What about the minor premise? Is the statement “Francis is a heretic” untrue? This is typically the point where the popesplainers bleat about mistranslations and context, while the tradsplainers split hairs about material versus formal heresy, and ex cathedra statements. Yet if one were to only consider Francis’ position on the apparently God-willed plurality of religions, without even touching on his dubious record on human sexuality and adultery, the conclusion would be inexorable; for the Gospels are crystal clear on this point. When in John 6:28 the Jews ask Jesus what they shall do “that [they] may work the works of God,” Jesus answers unequivocally: “This is the work of God, that you believe in him whom he hath sent.” Everything else flows from this point. If you omit Christ, you omit God. Or as Our Lord himself warned in John 5:23, “he who honoreth not the Son, honoreth not the Father, who hath sent him.” Hence to oppose the scriptural basis underpinning this pivotal teaching of the universal Church is not simply anti-Catholic; it’s literally anti-Christic.
Understandably, this is an uncomfortable place for Catholics.

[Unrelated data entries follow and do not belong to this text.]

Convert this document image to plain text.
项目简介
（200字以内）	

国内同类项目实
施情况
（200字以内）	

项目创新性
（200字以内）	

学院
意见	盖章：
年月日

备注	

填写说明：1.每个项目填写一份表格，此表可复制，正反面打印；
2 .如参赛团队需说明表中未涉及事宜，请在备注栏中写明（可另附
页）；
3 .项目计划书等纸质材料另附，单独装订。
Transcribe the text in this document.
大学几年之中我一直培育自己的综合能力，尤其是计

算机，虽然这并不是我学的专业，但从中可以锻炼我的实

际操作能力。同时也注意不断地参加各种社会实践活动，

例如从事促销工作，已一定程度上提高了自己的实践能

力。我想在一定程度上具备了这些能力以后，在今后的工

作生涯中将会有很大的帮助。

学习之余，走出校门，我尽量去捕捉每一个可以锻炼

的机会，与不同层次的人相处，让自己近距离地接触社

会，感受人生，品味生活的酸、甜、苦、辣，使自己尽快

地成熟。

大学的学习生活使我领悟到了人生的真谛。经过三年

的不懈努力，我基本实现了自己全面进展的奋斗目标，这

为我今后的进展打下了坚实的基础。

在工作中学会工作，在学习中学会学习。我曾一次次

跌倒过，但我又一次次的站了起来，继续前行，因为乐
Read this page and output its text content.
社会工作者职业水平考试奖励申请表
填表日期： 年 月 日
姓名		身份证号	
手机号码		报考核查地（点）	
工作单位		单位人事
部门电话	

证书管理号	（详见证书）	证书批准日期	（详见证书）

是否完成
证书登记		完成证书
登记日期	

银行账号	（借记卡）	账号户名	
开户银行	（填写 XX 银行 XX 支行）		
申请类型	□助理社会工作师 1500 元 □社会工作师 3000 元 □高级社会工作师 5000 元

They are far more at ease pointing out the speck of heresy in the eye of their Protestant neighbors, and even other lay Catholics, than they are hauling away the rotting log of apostasy festering away in the marshes of their own hierarchy. In 2023, Bishop Thomas J. Paprocki of the Diocese of Springfield, Illinois gingerly waded into these waters when in an op-ed for First Things he floated the possibility, entirely consistent with Paul IV, “that prelates holding the office of diocesan bishop in the Catholic Church may be separated or not in full communion because of heresy.”
Time is slipping away. If the question of Francis’ alleged heresy is not thoroughly investigated by competent authorities, as Austrian philosopher Dr. Josef Seifert urged in last week’s open letter to the Dean of the College of Cardinals, Cardinal Dean Gian Battista Re, the forthcoming papal conclave, 80 percent of which are Francis-appointed cardinals, risks the stain of invalidity or illegitimacy. This question is ultimately for the Church authorities to decide, and no member of the laity can claim it has been decided even in the case of such a dubium. Nevertheless, we must as the question.
For my part, I don’t know that I can hit reset and spend the next ten or fifteen or twenty years ludicrously explaining to my children, to would-be converts, to the public at large, how Catholics are bound to unquestioningly submit to the Pope, but only if he’s an orthodox one. This is exhausting and self-defeating. The question of Papal heresy must be addressed. This situation is poisoning the papacy, weakening the authority of the Holy and Apostolic Catholic Church, bewildering and dividing the laity, reducing the upcoming conclave to a grubby campaign rally, and setting the stage for another rinse-and-repeat, recognize and resist rebellion.